Setelah pembicaraan mengenai darah murni tadi siang, Leo terus memikirkan bagaimana bila ia yang mendapatkan darah murni itu. Kepalanya diisi oleh berbagai macam kemungkinan kehidupan di masa depan bila ia berhasil menjadi manusia.
"Aku ikut, terasa membosankan bila terus berada di mansion besar ini."
Leo dan Alfred akhirnya turun ke lantai bawah. Mereka segera menuju ke mobil hitam yang ia gunakan tadi siang.
"Kau sudah menentukan pilihan tentang rencana darah murni?" Alfred menyinggung sedikit.
"Aku masih bingung, bisa kita membicarakannya nanti saja." Leo menatap ke arah luar jendela.
Di malam hari, ia menggunakan setelan jaket bomber berwarna navy blue dan celana denim biru navy. Leo terlihat lebih santai tanpa menggunakan topi untuk menutupi wajahnya. Gaya rambutnya pun juga terlihat lebih natural dan tidak terlalu tertata rapi seperti saat ia di kampus.

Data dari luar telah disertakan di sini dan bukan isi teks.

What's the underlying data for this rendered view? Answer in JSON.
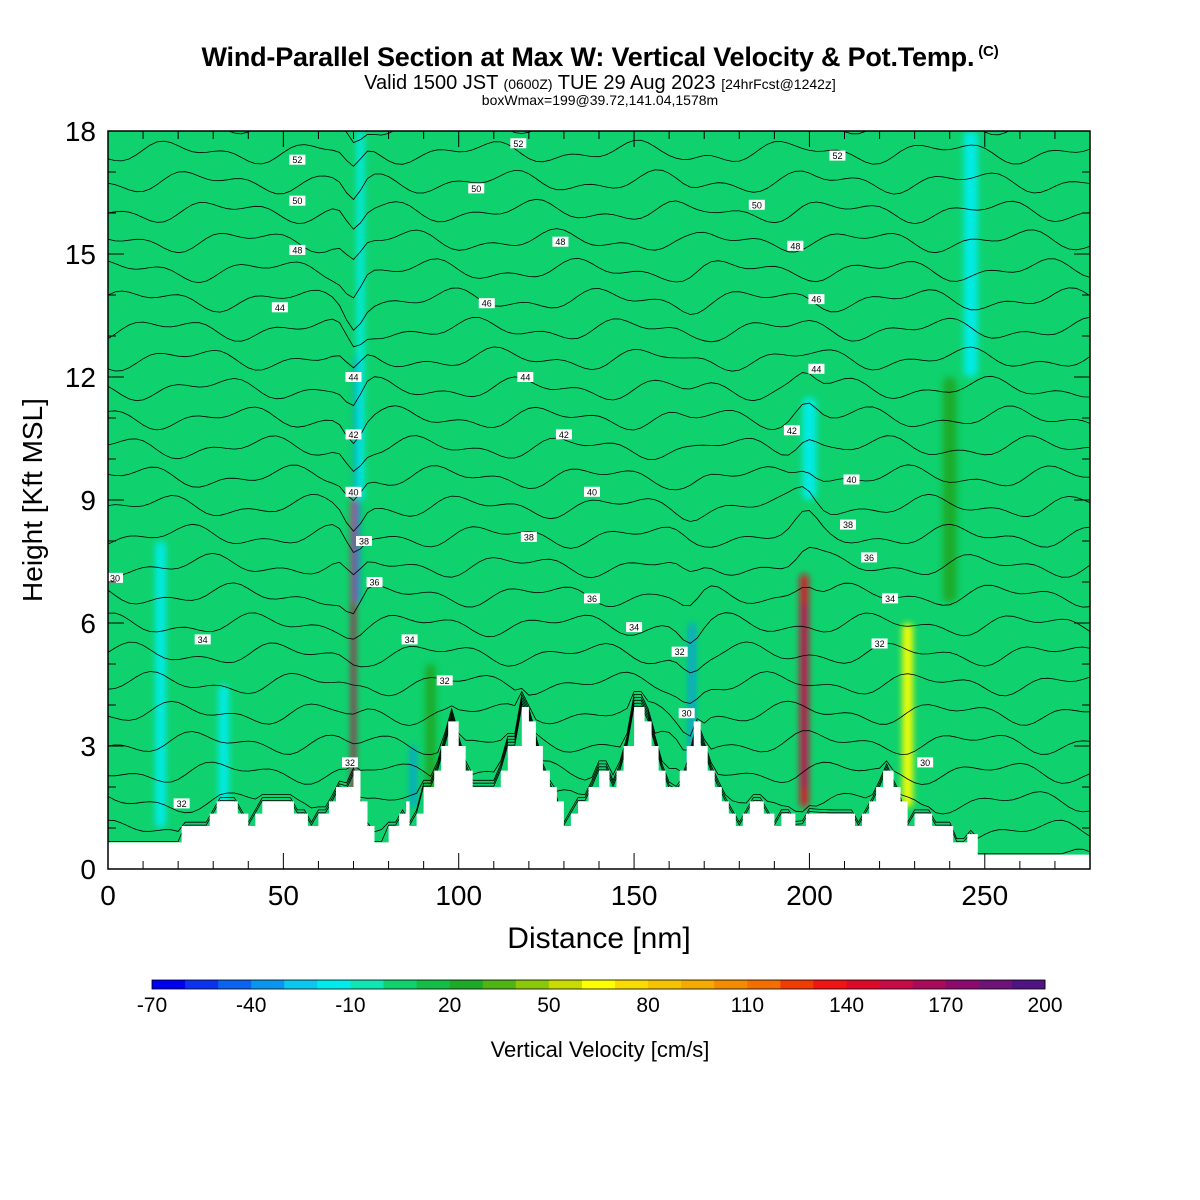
{
  "title": {
    "main": "Wind-Parallel Section at Max W: Vertical Velocity & Pot.Temp.",
    "copyright": "(C)",
    "valid_prefix": "Valid 1500 JST",
    "valid_utc": "(0600Z)",
    "valid_date": "TUE 29 Aug 2023",
    "forecast": "[24hrFcst@1242z]",
    "boxinfo": "boxWmax=199@39.72,141.04,1578m"
  },
  "colors": {
    "plot_background": "#0fd26e",
    "terrain": "#ffffff",
    "contour": "#000000"
  },
  "chart_data": {
    "type": "heatmap",
    "xlabel": "Distance [nm]",
    "ylabel": "Height [Kft MSL]",
    "xlim": [
      0,
      280
    ],
    "ylim": [
      0,
      18
    ],
    "x_ticks": [
      0,
      50,
      100,
      150,
      200,
      250
    ],
    "y_ticks": [
      0,
      3,
      6,
      9,
      12,
      15,
      18
    ],
    "colorbar": {
      "label": "Vertical Velocity [cm/s]",
      "range": [
        -70,
        200
      ],
      "tick_labels": [
        "-70",
        "-40",
        "-10",
        "20",
        "50",
        "80",
        "110",
        "140",
        "170",
        "200"
      ],
      "tick_values": [
        -70,
        -40,
        -10,
        20,
        50,
        80,
        110,
        140,
        170,
        200
      ],
      "colors": [
        "#0000f0",
        "#0a32f0",
        "#0a64f0",
        "#0a96f0",
        "#0ac8f0",
        "#00ecec",
        "#0fe6b4",
        "#0fd26e",
        "#14be46",
        "#1eaa28",
        "#50b414",
        "#8cc80a",
        "#c8dc00",
        "#ffff00",
        "#fadc00",
        "#f5c300",
        "#f5aa00",
        "#f58c00",
        "#f56e00",
        "#f03c00",
        "#f01414",
        "#dc0a28",
        "#c80a46",
        "#aa0a5a",
        "#8c0a6e",
        "#6e1478",
        "#501482"
      ]
    },
    "terrain_kft": [
      [
        0,
        0.65
      ],
      [
        21,
        0.65
      ],
      [
        21,
        1.05
      ],
      [
        29,
        1.05
      ],
      [
        29,
        1.35
      ],
      [
        31,
        1.35
      ],
      [
        31,
        1.65
      ],
      [
        37,
        1.65
      ],
      [
        37,
        1.35
      ],
      [
        40,
        1.35
      ],
      [
        40,
        1.05
      ],
      [
        42,
        1.05
      ],
      [
        42,
        1.35
      ],
      [
        44,
        1.35
      ],
      [
        44,
        1.65
      ],
      [
        53,
        1.65
      ],
      [
        53,
        1.35
      ],
      [
        57,
        1.35
      ],
      [
        57,
        1.05
      ],
      [
        60,
        1.05
      ],
      [
        60,
        1.35
      ],
      [
        63,
        1.35
      ],
      [
        63,
        1.65
      ],
      [
        65,
        1.65
      ],
      [
        65,
        2.0
      ],
      [
        70,
        2.0
      ],
      [
        70,
        2.4
      ],
      [
        72,
        2.4
      ],
      [
        72,
        1.65
      ],
      [
        74,
        1.65
      ],
      [
        74,
        1.05
      ],
      [
        76,
        1.05
      ],
      [
        76,
        0.65
      ],
      [
        80,
        0.65
      ],
      [
        80,
        1.05
      ],
      [
        83,
        1.05
      ],
      [
        83,
        1.35
      ],
      [
        85,
        1.35
      ],
      [
        85,
        1.65
      ],
      [
        86,
        1.65
      ],
      [
        86,
        1.05
      ],
      [
        88,
        1.05
      ],
      [
        88,
        1.35
      ],
      [
        90,
        1.35
      ],
      [
        90,
        2.0
      ],
      [
        93,
        2.0
      ],
      [
        93,
        2.4
      ],
      [
        95,
        2.4
      ],
      [
        95,
        3.0
      ],
      [
        97,
        3.0
      ],
      [
        97,
        3.6
      ],
      [
        100,
        3.6
      ],
      [
        100,
        3.0
      ],
      [
        102,
        3.0
      ],
      [
        102,
        2.4
      ],
      [
        104,
        2.4
      ],
      [
        104,
        2.0
      ],
      [
        112,
        2.0
      ],
      [
        112,
        2.4
      ],
      [
        114,
        2.4
      ],
      [
        114,
        3.0
      ],
      [
        118,
        3.0
      ],
      [
        118,
        3.95
      ],
      [
        120,
        3.95
      ],
      [
        120,
        3.6
      ],
      [
        122,
        3.6
      ],
      [
        122,
        3.0
      ],
      [
        124,
        3.0
      ],
      [
        124,
        2.4
      ],
      [
        126,
        2.4
      ],
      [
        126,
        2.0
      ],
      [
        128,
        2.0
      ],
      [
        128,
        1.65
      ],
      [
        130,
        1.65
      ],
      [
        130,
        1.05
      ],
      [
        132,
        1.05
      ],
      [
        132,
        1.35
      ],
      [
        134,
        1.35
      ],
      [
        134,
        1.65
      ],
      [
        137,
        1.65
      ],
      [
        137,
        2.0
      ],
      [
        140,
        2.0
      ],
      [
        140,
        2.4
      ],
      [
        143,
        2.4
      ],
      [
        143,
        2.0
      ],
      [
        145,
        2.0
      ],
      [
        145,
        2.4
      ],
      [
        147,
        2.4
      ],
      [
        147,
        3.0
      ],
      [
        150,
        3.0
      ],
      [
        150,
        3.95
      ],
      [
        153,
        3.95
      ],
      [
        153,
        3.6
      ],
      [
        155,
        3.6
      ],
      [
        155,
        3.0
      ],
      [
        157,
        3.0
      ],
      [
        157,
        2.4
      ],
      [
        159,
        2.4
      ],
      [
        159,
        2.0
      ],
      [
        163,
        2.0
      ],
      [
        163,
        2.4
      ],
      [
        165,
        2.4
      ],
      [
        165,
        3.0
      ],
      [
        167,
        3.0
      ],
      [
        167,
        3.6
      ],
      [
        169,
        3.6
      ],
      [
        169,
        3.0
      ],
      [
        171,
        3.0
      ],
      [
        171,
        2.4
      ],
      [
        173,
        2.4
      ],
      [
        173,
        2.0
      ],
      [
        175,
        2.0
      ],
      [
        175,
        1.65
      ],
      [
        177,
        1.65
      ],
      [
        177,
        1.35
      ],
      [
        179,
        1.35
      ],
      [
        179,
        1.05
      ],
      [
        181,
        1.05
      ],
      [
        181,
        1.35
      ],
      [
        183,
        1.35
      ],
      [
        183,
        1.65
      ],
      [
        187,
        1.65
      ],
      [
        187,
        1.35
      ],
      [
        190,
        1.35
      ],
      [
        190,
        1.05
      ],
      [
        192,
        1.05
      ],
      [
        192,
        1.35
      ],
      [
        196,
        1.35
      ],
      [
        196,
        1.05
      ],
      [
        199,
        1.05
      ],
      [
        199,
        1.35
      ],
      [
        213,
        1.35
      ],
      [
        213,
        1.05
      ],
      [
        215,
        1.05
      ],
      [
        215,
        1.35
      ],
      [
        217,
        1.35
      ],
      [
        217,
        1.65
      ],
      [
        219,
        1.65
      ],
      [
        219,
        2.0
      ],
      [
        221,
        2.0
      ],
      [
        221,
        2.4
      ],
      [
        224,
        2.4
      ],
      [
        224,
        2.0
      ],
      [
        226,
        2.0
      ],
      [
        226,
        1.65
      ],
      [
        228,
        1.65
      ],
      [
        228,
        1.05
      ],
      [
        230,
        1.05
      ],
      [
        230,
        1.35
      ],
      [
        235,
        1.35
      ],
      [
        235,
        1.05
      ],
      [
        241,
        1.05
      ],
      [
        241,
        0.65
      ],
      [
        245,
        0.65
      ],
      [
        245,
        0.85
      ],
      [
        248,
        0.85
      ],
      [
        248,
        0.35
      ],
      [
        280,
        0.35
      ]
    ],
    "features": [
      {
        "kind": "updraft",
        "x": 70.0,
        "y0": 1.5,
        "y1": 9.0,
        "w_cm_s": 140,
        "width": 1.2
      },
      {
        "kind": "updraft",
        "x": 198.5,
        "y0": 1.5,
        "y1": 7.2,
        "w_cm_s": 140,
        "width": 2.5
      },
      {
        "kind": "updraft",
        "x": 228.0,
        "y0": 1.5,
        "y1": 6.0,
        "w_cm_s": 65,
        "width": 3.0
      },
      {
        "kind": "downdraft",
        "x": 71.0,
        "y0": 6.5,
        "y1": 12.5,
        "w_cm_s": -45,
        "width": 1.0
      },
      {
        "kind": "downdraft",
        "x": 166.5,
        "y0": 2.0,
        "y1": 6.0,
        "w_cm_s": -40,
        "width": 1.6
      },
      {
        "kind": "downdraft",
        "x": 87.0,
        "y0": 1.5,
        "y1": 3.0,
        "w_cm_s": -40,
        "width": 1.4
      },
      {
        "kind": "weak_downdraft",
        "x": 15.0,
        "y0": 1.0,
        "y1": 8.0,
        "w_cm_s": -15,
        "width": 3.0
      },
      {
        "kind": "weak_downdraft",
        "x": 33.0,
        "y0": 1.5,
        "y1": 4.5,
        "w_cm_s": -12,
        "width": 3.0
      },
      {
        "kind": "weak_downdraft",
        "x": 72.0,
        "y0": 9.0,
        "y1": 18.0,
        "w_cm_s": -12,
        "width": 2.0
      },
      {
        "kind": "weak_downdraft",
        "x": 200.0,
        "y0": 9.0,
        "y1": 11.5,
        "w_cm_s": -12,
        "width": 4.0
      },
      {
        "kind": "weak_downdraft",
        "x": 246.0,
        "y0": 12.0,
        "y1": 18.0,
        "w_cm_s": -12,
        "width": 4.0
      },
      {
        "kind": "weak_updraft",
        "x": 240.0,
        "y0": 6.5,
        "y1": 12.0,
        "w_cm_s": 25,
        "width": 4.0
      },
      {
        "kind": "weak_updraft",
        "x": 92.0,
        "y0": 1.5,
        "y1": 5.0,
        "w_cm_s": 20,
        "width": 3.0
      }
    ],
    "theta_labels": [
      {
        "v": "30",
        "x": 2,
        "y": 7.1
      },
      {
        "v": "34",
        "x": 27,
        "y": 5.6
      },
      {
        "v": "32",
        "x": 21,
        "y": 1.6
      },
      {
        "v": "44",
        "x": 49,
        "y": 13.7
      },
      {
        "v": "48",
        "x": 54,
        "y": 15.1
      },
      {
        "v": "50",
        "x": 54,
        "y": 16.3
      },
      {
        "v": "52",
        "x": 54,
        "y": 17.3
      },
      {
        "v": "44",
        "x": 70,
        "y": 12.0
      },
      {
        "v": "42",
        "x": 70,
        "y": 10.6
      },
      {
        "v": "40",
        "x": 70,
        "y": 9.2
      },
      {
        "v": "38",
        "x": 73,
        "y": 8.0
      },
      {
        "v": "36",
        "x": 76,
        "y": 7.0
      },
      {
        "v": "34",
        "x": 86,
        "y": 5.6
      },
      {
        "v": "32",
        "x": 96,
        "y": 4.6
      },
      {
        "v": "32",
        "x": 69,
        "y": 2.6
      },
      {
        "v": "52",
        "x": 117,
        "y": 17.7
      },
      {
        "v": "50",
        "x": 105,
        "y": 16.6
      },
      {
        "v": "48",
        "x": 129,
        "y": 15.3
      },
      {
        "v": "46",
        "x": 108,
        "y": 13.8
      },
      {
        "v": "44",
        "x": 119,
        "y": 12.0
      },
      {
        "v": "42",
        "x": 130,
        "y": 10.6
      },
      {
        "v": "40",
        "x": 138,
        "y": 9.2
      },
      {
        "v": "38",
        "x": 120,
        "y": 8.1
      },
      {
        "v": "36",
        "x": 138,
        "y": 6.6
      },
      {
        "v": "34",
        "x": 150,
        "y": 5.9
      },
      {
        "v": "32",
        "x": 163,
        "y": 5.3
      },
      {
        "v": "30",
        "x": 165,
        "y": 3.8
      },
      {
        "v": "52",
        "x": 208,
        "y": 17.4
      },
      {
        "v": "50",
        "x": 185,
        "y": 16.2
      },
      {
        "v": "48",
        "x": 196,
        "y": 15.2
      },
      {
        "v": "46",
        "x": 202,
        "y": 13.9
      },
      {
        "v": "44",
        "x": 202,
        "y": 12.2
      },
      {
        "v": "42",
        "x": 195,
        "y": 10.7
      },
      {
        "v": "40",
        "x": 212,
        "y": 9.5
      },
      {
        "v": "38",
        "x": 211,
        "y": 8.4
      },
      {
        "v": "36",
        "x": 217,
        "y": 7.6
      },
      {
        "v": "34",
        "x": 223,
        "y": 6.6
      },
      {
        "v": "32",
        "x": 220,
        "y": 5.5
      },
      {
        "v": "30",
        "x": 233,
        "y": 2.6
      }
    ]
  }
}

Namun kecanggungannya untuk bersosialisasi dengan orang lain masih menjadi penyakit psikis dirinya. Sang socially awkward, sebuah gelar yang cukup mengganggu, namun kenyataan tidak bisa di ditutupi.
"Kenapa memilih diploma, disaat kau bisa mengambil S1, S2 atau pun S3?" Kau sudah menyelesaikan beberapa program perkuliahan selama kurang lebih 500 tahun terakhir. Untuk apa lagi kau berkuliah? Apalagi jurusan yang kau ambil kali ini adalah konstruksi sipil." Alfred merasa heran dengan keputusan Leo.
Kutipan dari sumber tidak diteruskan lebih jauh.